IMPACTS OF GAMING INDUSTRY ON VALUE OF HERITAGE
Since the handover in 1999 to China, massive changes have been brought to the city. Macau claimed to possess a unique example of historically-rooted “multiple heritage”, (UKNA, 2013) which combines ‘’modern as well as traditional; urban as well as maritime; and indigenous as well as more recent “imported heritages” associated with the prosperity brought by the gambling gaming industry’’. There is an effort of mediating the tension between heritage preservation and new pragmatic casinos development, as seen from the promotion of Macau’s identity, the avocation of cultural tourism which tries to categorize heritage as a kind of new industry just like the gaming industry. The definition of heritage also shifted from western Portuguese heritage to both western and Chinese heritage, further to the imitation, reinvention of heritage’s façade. This act rises questions of the existing value left in Macau heritage, shaping the city’s position in the process of conservation.
According to UNESCO, the criteria of identifying heritage is how much can it represents the interchange, development of technology, cultural exchange etc. of human. Macau gets nominated in 2005 as World Heritage City for its heritage demonstrated the mix-cultural, socio-political aspect of the place and fulfill the 2,3,4,and 5 criteria of UNESCO. (Macauheritage20).

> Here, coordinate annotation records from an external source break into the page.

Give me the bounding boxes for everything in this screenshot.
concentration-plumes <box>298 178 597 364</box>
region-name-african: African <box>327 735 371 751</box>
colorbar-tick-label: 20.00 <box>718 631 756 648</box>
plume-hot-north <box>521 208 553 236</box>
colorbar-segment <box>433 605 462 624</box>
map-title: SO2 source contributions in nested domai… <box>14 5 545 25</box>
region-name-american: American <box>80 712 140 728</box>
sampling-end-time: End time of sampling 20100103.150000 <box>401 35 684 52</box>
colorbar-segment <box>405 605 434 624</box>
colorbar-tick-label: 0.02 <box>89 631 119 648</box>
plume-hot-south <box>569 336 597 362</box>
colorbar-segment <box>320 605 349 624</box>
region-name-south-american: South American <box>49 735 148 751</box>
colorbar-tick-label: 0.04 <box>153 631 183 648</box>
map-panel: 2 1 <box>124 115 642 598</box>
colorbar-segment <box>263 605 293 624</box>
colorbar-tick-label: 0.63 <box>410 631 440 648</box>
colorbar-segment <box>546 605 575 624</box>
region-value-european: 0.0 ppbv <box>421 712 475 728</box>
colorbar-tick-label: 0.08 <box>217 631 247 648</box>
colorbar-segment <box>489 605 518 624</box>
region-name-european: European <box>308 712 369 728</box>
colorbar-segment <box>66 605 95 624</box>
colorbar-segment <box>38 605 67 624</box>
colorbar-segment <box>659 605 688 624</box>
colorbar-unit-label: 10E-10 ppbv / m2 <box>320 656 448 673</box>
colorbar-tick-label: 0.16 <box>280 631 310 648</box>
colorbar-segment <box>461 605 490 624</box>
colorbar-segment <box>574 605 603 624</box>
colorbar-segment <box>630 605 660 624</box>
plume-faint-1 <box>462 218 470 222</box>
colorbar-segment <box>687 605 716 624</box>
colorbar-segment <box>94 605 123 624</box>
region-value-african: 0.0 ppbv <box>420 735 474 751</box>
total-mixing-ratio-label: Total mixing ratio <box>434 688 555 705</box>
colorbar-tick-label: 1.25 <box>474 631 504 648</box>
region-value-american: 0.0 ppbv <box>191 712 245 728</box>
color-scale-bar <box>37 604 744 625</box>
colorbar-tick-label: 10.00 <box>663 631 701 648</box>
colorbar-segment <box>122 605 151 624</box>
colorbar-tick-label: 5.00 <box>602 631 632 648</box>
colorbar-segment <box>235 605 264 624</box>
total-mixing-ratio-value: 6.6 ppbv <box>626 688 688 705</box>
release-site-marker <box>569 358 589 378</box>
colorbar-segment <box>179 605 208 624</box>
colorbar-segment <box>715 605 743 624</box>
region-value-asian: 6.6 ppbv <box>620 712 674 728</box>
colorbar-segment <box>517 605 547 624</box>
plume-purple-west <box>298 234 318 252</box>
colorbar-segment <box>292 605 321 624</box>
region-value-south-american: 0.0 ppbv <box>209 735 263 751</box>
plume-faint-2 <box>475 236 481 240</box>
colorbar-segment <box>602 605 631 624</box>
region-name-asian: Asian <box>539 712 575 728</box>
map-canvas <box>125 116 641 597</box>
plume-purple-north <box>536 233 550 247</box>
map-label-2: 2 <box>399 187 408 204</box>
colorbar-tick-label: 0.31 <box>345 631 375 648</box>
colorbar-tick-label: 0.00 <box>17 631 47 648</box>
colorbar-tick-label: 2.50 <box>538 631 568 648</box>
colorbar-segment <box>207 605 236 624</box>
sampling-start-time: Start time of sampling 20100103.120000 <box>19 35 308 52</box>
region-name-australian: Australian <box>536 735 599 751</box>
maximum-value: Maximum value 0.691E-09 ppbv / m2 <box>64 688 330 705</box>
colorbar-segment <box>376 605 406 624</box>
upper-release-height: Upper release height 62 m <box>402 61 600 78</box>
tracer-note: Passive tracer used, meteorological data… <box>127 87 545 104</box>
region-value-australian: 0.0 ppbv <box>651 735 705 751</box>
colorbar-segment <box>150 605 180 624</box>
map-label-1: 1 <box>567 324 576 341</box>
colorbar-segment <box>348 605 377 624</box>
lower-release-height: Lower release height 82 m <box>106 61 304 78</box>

“to be an outstanding example of a traditional human settlement, land-use, or sea-use which is representative of a culture (or cultures), or human interaction with the environment especially when it has become vulnerable under the impact of irreversible change”- UNESCO, Selection criteria V
The heritage of Macau represents the old trading port city of the past. The gaming industry shapes the value of heritage by erasing its relationship to the site. Many heritages like the Guia lighthouse, A ma temple lost their close relation to the water because of reclamation for gaming industry. The value of the cultural meaning behind location selection becomes blurred. Also, the building’s height was not regulated before the case of the high-rise next to Guia lighthouse(Chung, 2009) therefore the visual symbolic meaning of these heritage in the urban context is also weakened. The government were accused for fail to protect ‘public goods’ and people appeal to UNESCO resulting in the restriction of regulating building height. This conflict arose by heritage shaped the city landscape.
The inscription of Macau as an UNESCO World Heritage City has accelerated the demolition of many older buildings in Macau. The developers try to compete with the conservators in identifying possible heritage in the future. The urgency and public concerns regarding conservation is intensified because of the rapidly growing gaming industry, which contributed to a ‘’collective sense of loss and concomitant urgency to ‘do something to preserve the city’’(Clayton, 20) Even though Macau has always been a city of multi-culture that allows the coexistence of different settlements and lifestyles, there has never been a clear definition of what is native for Macau. The conflicts of the past and future trigger this awareness which will reorient the position of the city.
1 Clayton, Sovereignty at the edge: Macau and the question of Chineseness. Harvard University Press
2 Chung, T. Valuing heritage in Macau: On contexts and processes of urban conservation.
Journal of Current Chinese Affairs 1(2009): 129-160.
3 Macau Heritage AMbassadors Association(MHAA),”Tracing a decade of Macao Heritage AMbassadors”. 2011
4 Patrimonio Cultural De Macau, last modified November 1, 2016,
5 Urban Knowledge Network Asia, Macau Inner Harbour Round Table Conference. 2013.